As highlighted throughout this discussion, DRaaS is becoming increasingly popular as a service that business organizations use to address the shortcomings in their disaster recovery plan. The emphasis on cloud-based infrastructure and the move away from on-premises IT infrastructure is facilitating the use of a combination of cloud backup and virtualization strategies to provide organizations with a robust alternative to disaster recovery.
The first step for a successful disaster recovery plan is to ensure that a solid backup strategy is in place. As noted above, without a backup of the total system, disaster recovery engineers will not be able to recover the system in event of a total or even partial failure.
Secondly, automation is key to ensuring the successful implementation of the backup plan. Relying on manual backups is risky. It is far better to automate the backups to run every day, persisting the backup to offsite storage.
Note: It is not necessary to back up the entire system every 24 hours. Incremental backups are designed to compare the backup and the live system to see what has changed since the last backup and incrementally add the latest changes to the backup.
Once the automated backups are in place, the next step is to consider what their disaster recovery plan should look like. The advantage of signing up with a specialist IT infrastructure company offering DRaaS is that the organization does not need to design and implement its disaster recovery plan. The DRaaS provider will create and implement the strategy should it ever be required.

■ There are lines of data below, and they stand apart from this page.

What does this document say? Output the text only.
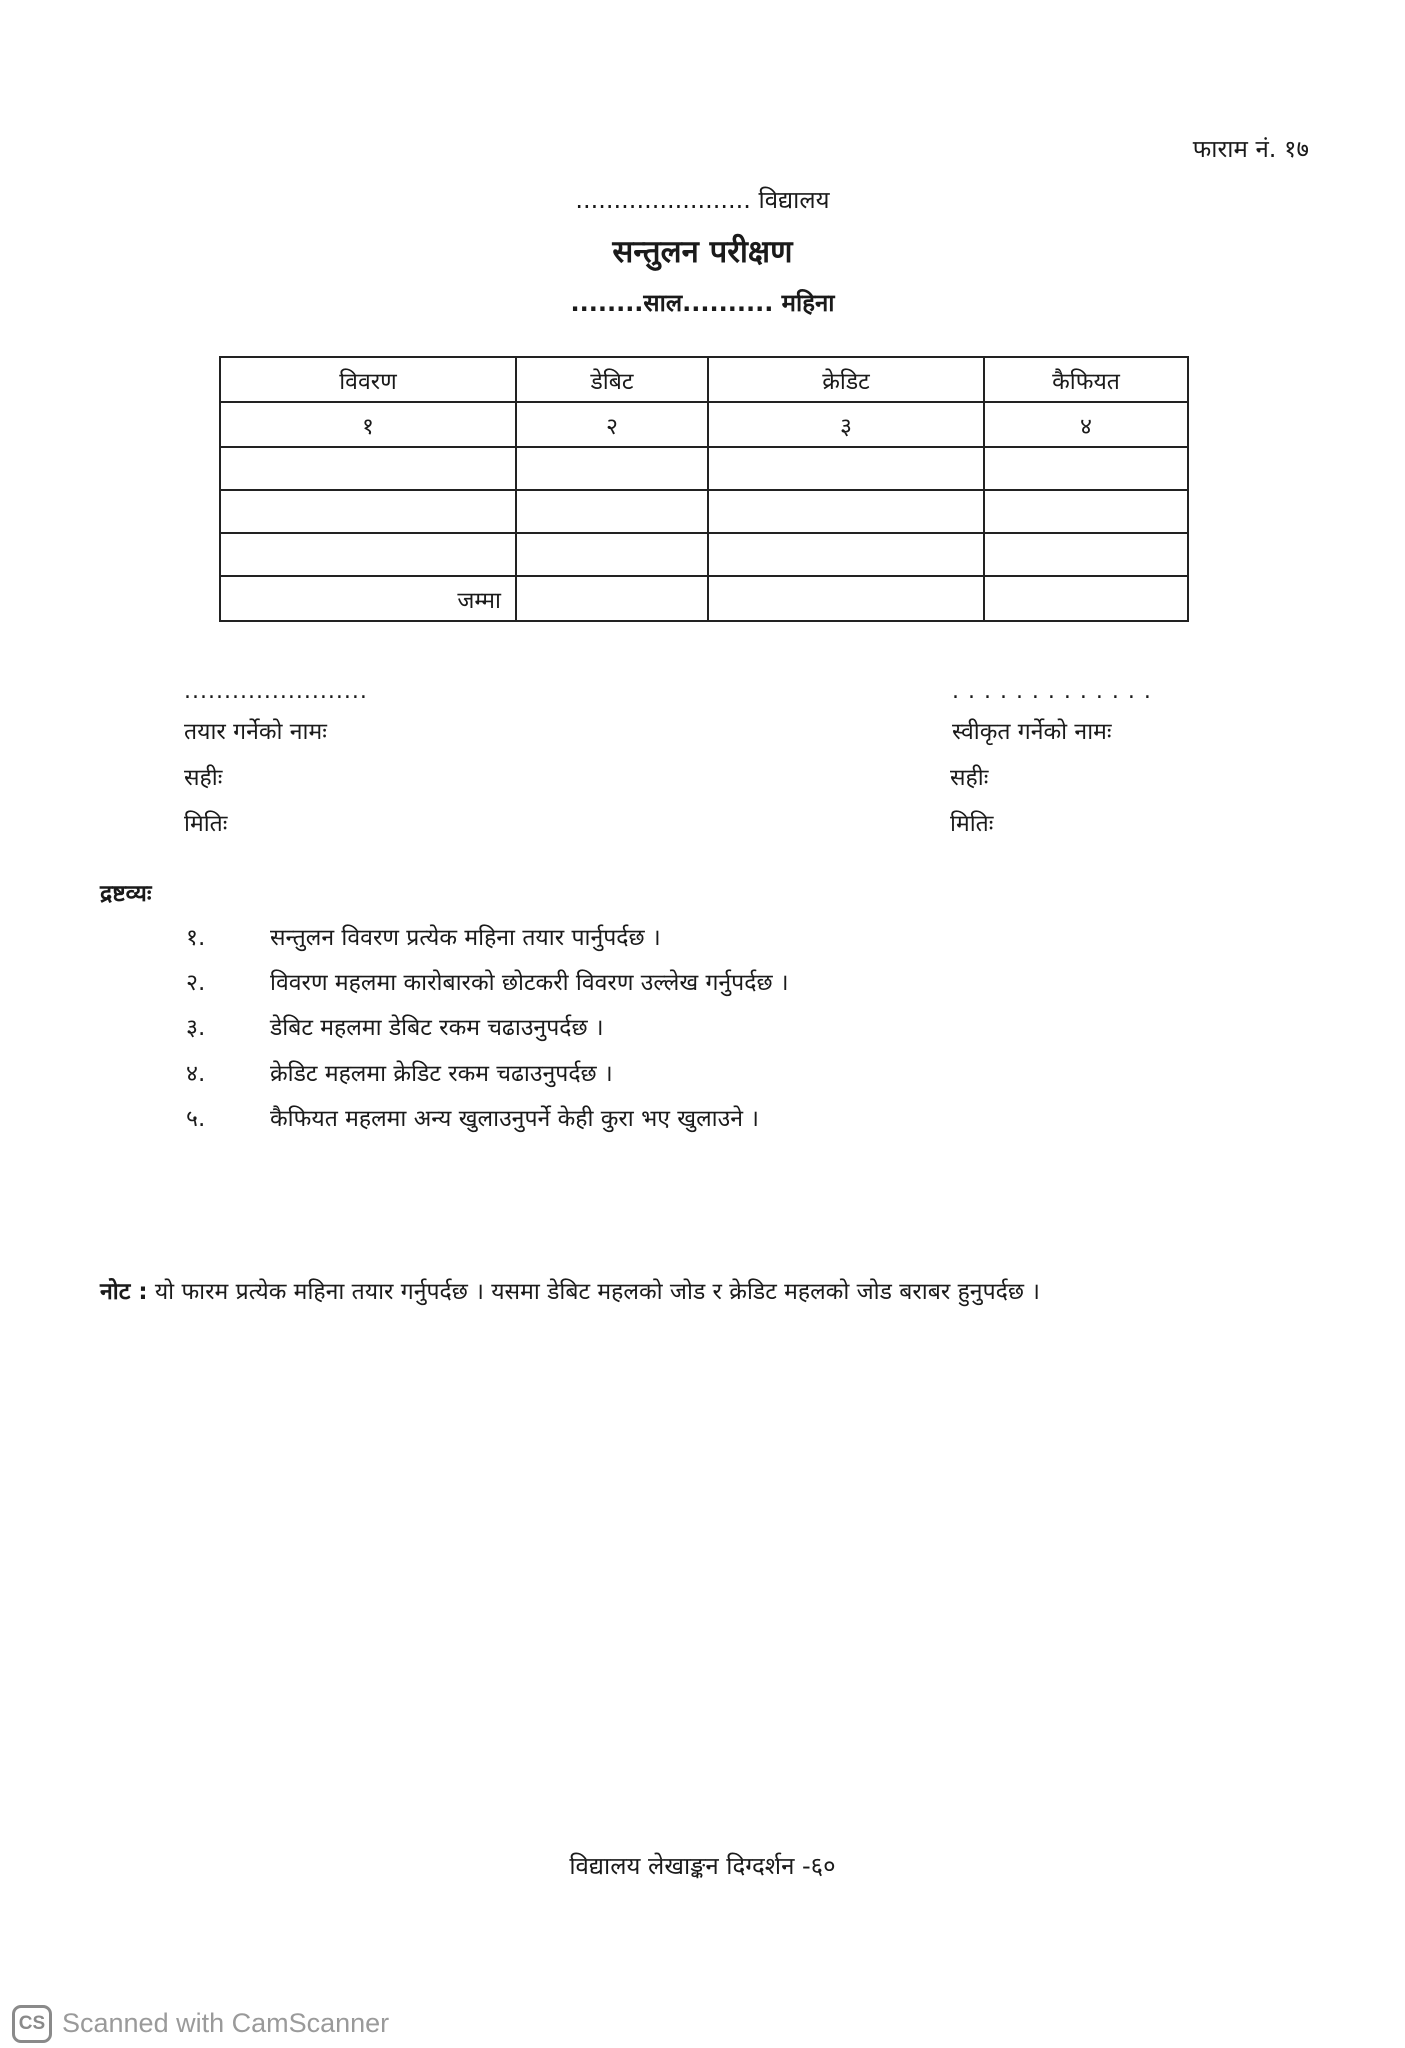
फाराम नं. १७
....................... विद्यालय
सन्तुलन परीक्षण
........साल.......... महिना
विवरण	डेबिट	क्रेडिट	कैफियत
१	२	३	४

जम्मा			
.......................
तयार गर्नेको नामः
सहीः
मितिः
. . . . . . . . . . . . .
स्वीकृत गर्नेको नामः
सहीः
मितिः
द्रष्टव्यः
१.	सन्तुलन विवरण प्रत्येक महिना तयार पार्नुपर्दछ ।
२.	विवरण महलमा कारोबारको छोटकरी विवरण उल्लेख गर्नुपर्दछ ।
३.	डेबिट महलमा डेबिट रकम चढाउनुपर्दछ ।
४.	क्रेडिट महलमा क्रेडिट रकम चढाउनुपर्दछ ।
५.	कैफियत महलमा अन्य खुलाउनुपर्ने केही कुरा भए खुलाउने ।
नोट : यो फारम प्रत्येक महिना तयार गर्नुपर्दछ । यसमा डेबिट महलको जोड र क्रेडिट महलको जोड बराबर हुनुपर्दछ ।
विद्यालय लेखाङ्कन दिग्दर्शन -६०
CS Scanned with CamScanner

In summary, there are several disaster recovery (DR) types ranging from volume-level restore to a complete system or image restore. Let’s take a quick look at each of these options.

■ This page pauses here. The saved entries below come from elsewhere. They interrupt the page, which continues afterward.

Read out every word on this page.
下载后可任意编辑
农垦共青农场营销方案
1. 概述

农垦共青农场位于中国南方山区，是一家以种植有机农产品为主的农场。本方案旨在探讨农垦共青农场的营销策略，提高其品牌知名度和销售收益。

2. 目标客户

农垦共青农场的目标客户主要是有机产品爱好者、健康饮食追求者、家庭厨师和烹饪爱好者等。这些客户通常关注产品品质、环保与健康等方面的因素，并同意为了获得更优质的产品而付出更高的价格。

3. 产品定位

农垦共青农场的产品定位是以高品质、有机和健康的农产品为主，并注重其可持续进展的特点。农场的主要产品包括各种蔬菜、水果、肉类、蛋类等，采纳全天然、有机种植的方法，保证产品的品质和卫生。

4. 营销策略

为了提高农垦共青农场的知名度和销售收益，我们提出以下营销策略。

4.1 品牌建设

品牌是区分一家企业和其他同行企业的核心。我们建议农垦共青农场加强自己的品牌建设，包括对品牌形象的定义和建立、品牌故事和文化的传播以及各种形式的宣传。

- Bare Metal Restore: Succinctly stated, a bare-metal restore is a disaster recovery and restoration process that restores a failed server or computer to a new machine. A multi-step process involves the complete reimaging of an existing server to a new physical device. It includes the OS (operating system) reinstallation, software applications, data, and user settings.
- Volume-Level Restore: This recovery type is also known as a file or data restore. In summary, it is the process of copying files and data from the backup and restoring them to their original location or new location. There are several reasons for a file-level restore, including human error where the files are accidentally deleted or damaged. Lastly, a cyberattack that corrupts, infects or exposes the data is another valid reason for a volume-level restoration.
- Rapid rollback: This disaster recovery option is necessary to undo widespread file changes due to the files being infected by ransomware, deleted, incorrectly edited, or corrupted. As part of this process, the files being restored are identified, updated, and verified to ensure that their integrity is maintained.
The last step in this process is to test that the disaster recovery plan works. The salient point here is that the DRaaS service provider will add a regular testing schedule into the DRaaS Service Level Agreement (SLA).
The most significant benefit of signing an SLA for a DRaaS contract is that you, nor your company, need to worry about any disaster recovery details. The DRaaS provider will ensure that a robust disaster recovery plan fulfilling your company’s requirements will be drafted, implemented, and tested. This will ensure that, in the event of a system failure, partial or total, the plan will kick into action, minimizing downtime and saving your company time and money.